Abstract: Artificial behavioral agents are often evaluated based on their consistent behaviors and performance to take sequential actions in an environment to maximize some notion of cumulative reward. However, human decision making in real life usually involves different strategies and behavioral trajectories that lead to the same empirical outcome. Motivated by clinical literature of a wide range of neurological and psychiatric disorders, we propose here a more general and flexible parametric framework for sequential decision making that involves a two-stream reward processing mechanism. We demonstrated that this framework is flexible and unified enough to incorporate a family of problems spanning multi-armed bandits (MAB), contextual bandits (CB), and reinforcement learning (RL), which decompose the sequential decision-making process in different levels. Inspired by the known reward processing abnormalities of many mental disorders, our clinically-inspired agents demonstrated interesting behavioral trajectories and comparable performance on simulated tasks with particular reward distributions, a real-world dataset capturing human decision-making in gambling tasks, and the PacMan game across different reward stationarities in a lifelong learning setting. Moreover, from the behavioral modeling perspective, our parametric framework can be viewed as the first step towards a unifying computational model capturing reward processing abnormalities across multiple mental conditions and user preferences in long-term recommendation systems. The talk consists of results from:

A Story of Two Streams: Reinforcement Learning Models from Human Behavior and Neuropsychiatry (AAMAS 2020)

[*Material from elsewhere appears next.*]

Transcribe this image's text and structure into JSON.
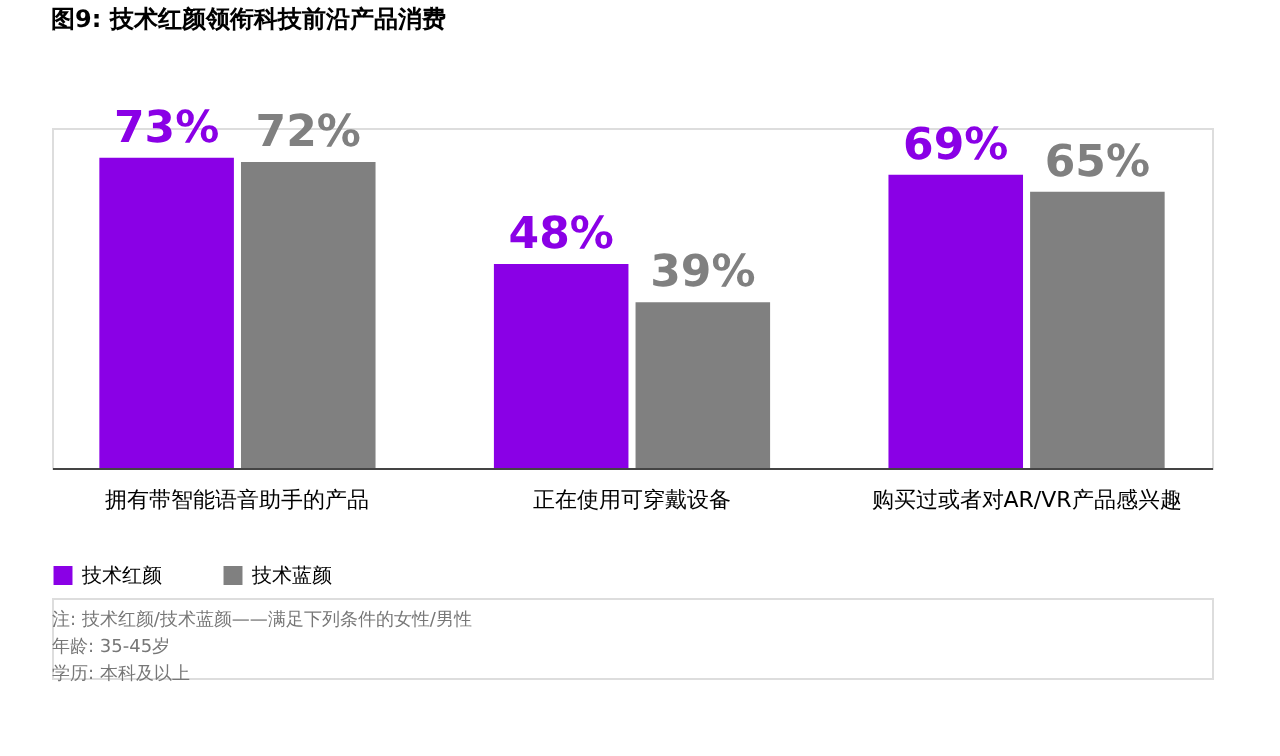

Baihan Lin, Guillermo Cecchi, Djallel Bouneffouf, Jenna Reinen, Irina Rish
arxiv.org/abs/1906.11286

Unified Models of Human Behavioral Agents in Bandits, Contextual Bandits and RL (arXiv)

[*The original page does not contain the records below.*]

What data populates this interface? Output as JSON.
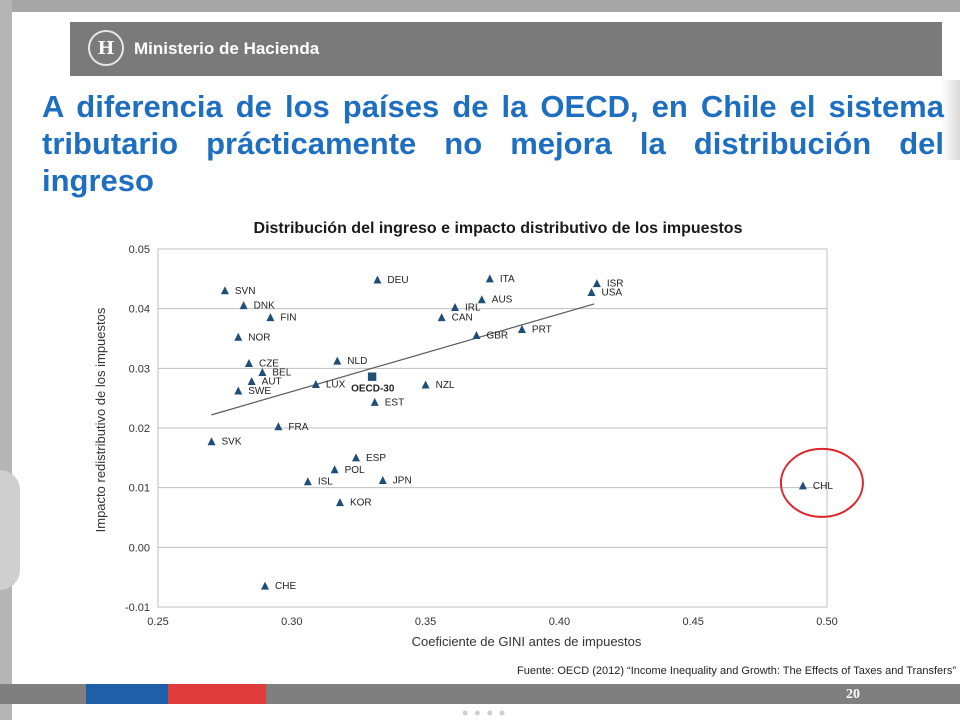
{
  "header": {
    "ministry": "Ministerio de Hacienda",
    "logo_glyph": "H"
  },
  "slide": {
    "title": "A diferencia de los países de la OECD, en Chile el sistema tributario prácticamente no mejora la distribución del ingreso",
    "source": "Fuente: OECD (2012) “Income Inequality and Growth: The Effects of Taxes and Transfers”",
    "page_number": "20",
    "dots": "••••"
  },
  "colors": {
    "title": "#1f6fc1",
    "marker": "#1f4e79",
    "highlight": "#e0262b"
  },
  "chart_data": {
    "type": "scatter",
    "title": "Distribución del ingreso e impacto distributivo de los impuestos",
    "xlabel": "Coeficiente de GINI antes de impuestos",
    "ylabel": "Impacto redistributivo de los impuestos",
    "xlim": [
      0.25,
      0.5
    ],
    "ylim": [
      -0.01,
      0.05
    ],
    "xticks": [
      "0.25",
      "0.30",
      "0.35",
      "0.40",
      "0.45",
      "0.50"
    ],
    "yticks": [
      "0.05",
      "0.04",
      "0.03",
      "0.02",
      "0.01",
      "0.00",
      "-0.01"
    ],
    "grid": "horizontal",
    "trendline": {
      "x": [
        0.27,
        0.413
      ],
      "y": [
        0.0222,
        0.0408
      ]
    },
    "highlight": "CHL",
    "points": [
      {
        "label": "SVN",
        "x": 0.275,
        "y": 0.043
      },
      {
        "label": "DNK",
        "x": 0.282,
        "y": 0.0405
      },
      {
        "label": "FIN",
        "x": 0.292,
        "y": 0.0385
      },
      {
        "label": "NOR",
        "x": 0.28,
        "y": 0.0352
      },
      {
        "label": "CZE",
        "x": 0.284,
        "y": 0.0308
      },
      {
        "label": "BEL",
        "x": 0.289,
        "y": 0.0293
      },
      {
        "label": "AUT",
        "x": 0.285,
        "y": 0.0278
      },
      {
        "label": "SWE",
        "x": 0.28,
        "y": 0.0262
      },
      {
        "label": "SVK",
        "x": 0.27,
        "y": 0.0177
      },
      {
        "label": "FRA",
        "x": 0.295,
        "y": 0.0202
      },
      {
        "label": "CHE",
        "x": 0.29,
        "y": -0.0065
      },
      {
        "label": "DEU",
        "x": 0.332,
        "y": 0.0448
      },
      {
        "label": "NLD",
        "x": 0.317,
        "y": 0.0312
      },
      {
        "label": "LUX",
        "x": 0.309,
        "y": 0.0273
      },
      {
        "label": "OECD-30",
        "x": 0.33,
        "y": 0.0286
      },
      {
        "label": "EST",
        "x": 0.331,
        "y": 0.0243
      },
      {
        "label": "NZL",
        "x": 0.35,
        "y": 0.0272
      },
      {
        "label": "ESP",
        "x": 0.324,
        "y": 0.015
      },
      {
        "label": "POL",
        "x": 0.316,
        "y": 0.013
      },
      {
        "label": "ISL",
        "x": 0.306,
        "y": 0.011
      },
      {
        "label": "JPN",
        "x": 0.334,
        "y": 0.0112
      },
      {
        "label": "KOR",
        "x": 0.318,
        "y": 0.0075
      },
      {
        "label": "ITA",
        "x": 0.374,
        "y": 0.045
      },
      {
        "label": "AUS",
        "x": 0.371,
        "y": 0.0415
      },
      {
        "label": "IRL",
        "x": 0.361,
        "y": 0.0402
      },
      {
        "label": "CAN",
        "x": 0.356,
        "y": 0.0385
      },
      {
        "label": "GBR",
        "x": 0.369,
        "y": 0.0355
      },
      {
        "label": "PRT",
        "x": 0.386,
        "y": 0.0365
      },
      {
        "label": "ISR",
        "x": 0.414,
        "y": 0.0442
      },
      {
        "label": "USA",
        "x": 0.412,
        "y": 0.0427
      },
      {
        "label": "CHL",
        "x": 0.491,
        "y": 0.0103
      }
    ]
  }
}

Baihan Lin, Guillermo Cecchi, Djallel Bouneffouf, Jenna Reinen, Irina Rish
arxiv.org/abs/2005.04544

Online Learning in Iterated Prisoner's Dilemma to Mimic Human Behavior (submitted to NeurIPS 2020)

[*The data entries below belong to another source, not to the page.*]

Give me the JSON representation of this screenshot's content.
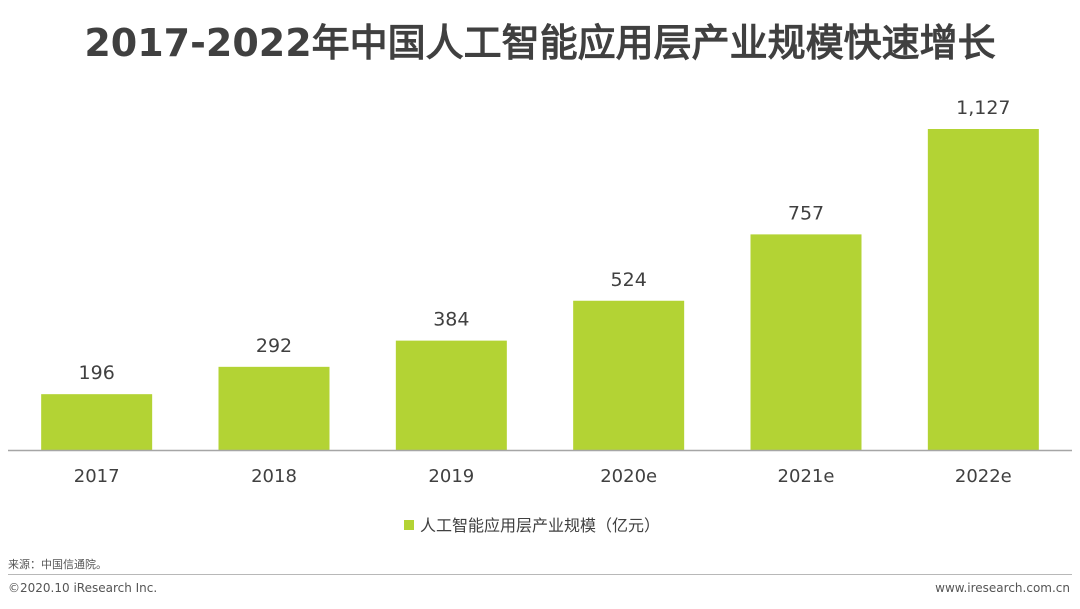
{
  "chart_data": {
    "type": "bar",
    "title": "2017-2022年中国人工智能应用层产业规模快速增长",
    "categories": [
      "2017",
      "2018",
      "2019",
      "2020e",
      "2021e",
      "2022e"
    ],
    "series": [
      {
        "name": "人工智能应用层产业规模（亿元）",
        "values": [
          196,
          292,
          384,
          524,
          757,
          1127
        ],
        "labels": [
          "196",
          "292",
          "384",
          "524",
          "757",
          "1,127"
        ]
      }
    ],
    "xlabel": "",
    "ylabel": "",
    "ylim": [
      0,
      1127
    ],
    "grid": false,
    "legend": "bottom",
    "color": "#b3d334"
  },
  "footer": {
    "source": "来源：中国信通院。",
    "copyright": "©2020.10 iResearch Inc.",
    "website": "www.iresearch.com.cn"
  }
}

Baihan Lin, Djallel Bouneffouf, Guillermo Cecchi
arxiv.org/abs/2006.06580

Speaker Bio: Baihan Lin is a Ph.D. Candidate (2017-2022) in the Center for Theoretical Neuroscience and Zuckerman Mind Brain Behavior Institute at Columbia University pursuing Computational Neuroscience. Baihan graduated from the University of Washington, Seattle (UW), in the NIH-funded Computational Neuroscience Training Program with a B.S. in Applied & Computational Mathematics (2017), a B.A. in Psychology (2017) with Honors, and an M.S. in Applied Mathematics (2020). His current theoretical research interest lies in the intersection between geometric topology, representation theory, dynamical systems, and complex networks, with extensive application interest in multiscale biological or cognitive systems, especially in understanding the neural systems and the theory of neural networks as well as developing brain-inspired algorithms in reinforcement learning and computer vision domains. Before attending Columbia, he researched on various interesting problems spanning vision neuroscience, mathematical biology, genome sciences, protein design, and human-computer interaction. Industry-wise, he maintains close collaborations with IBM Research on artificial intelligence and Microsoft Research on computational neuroscience.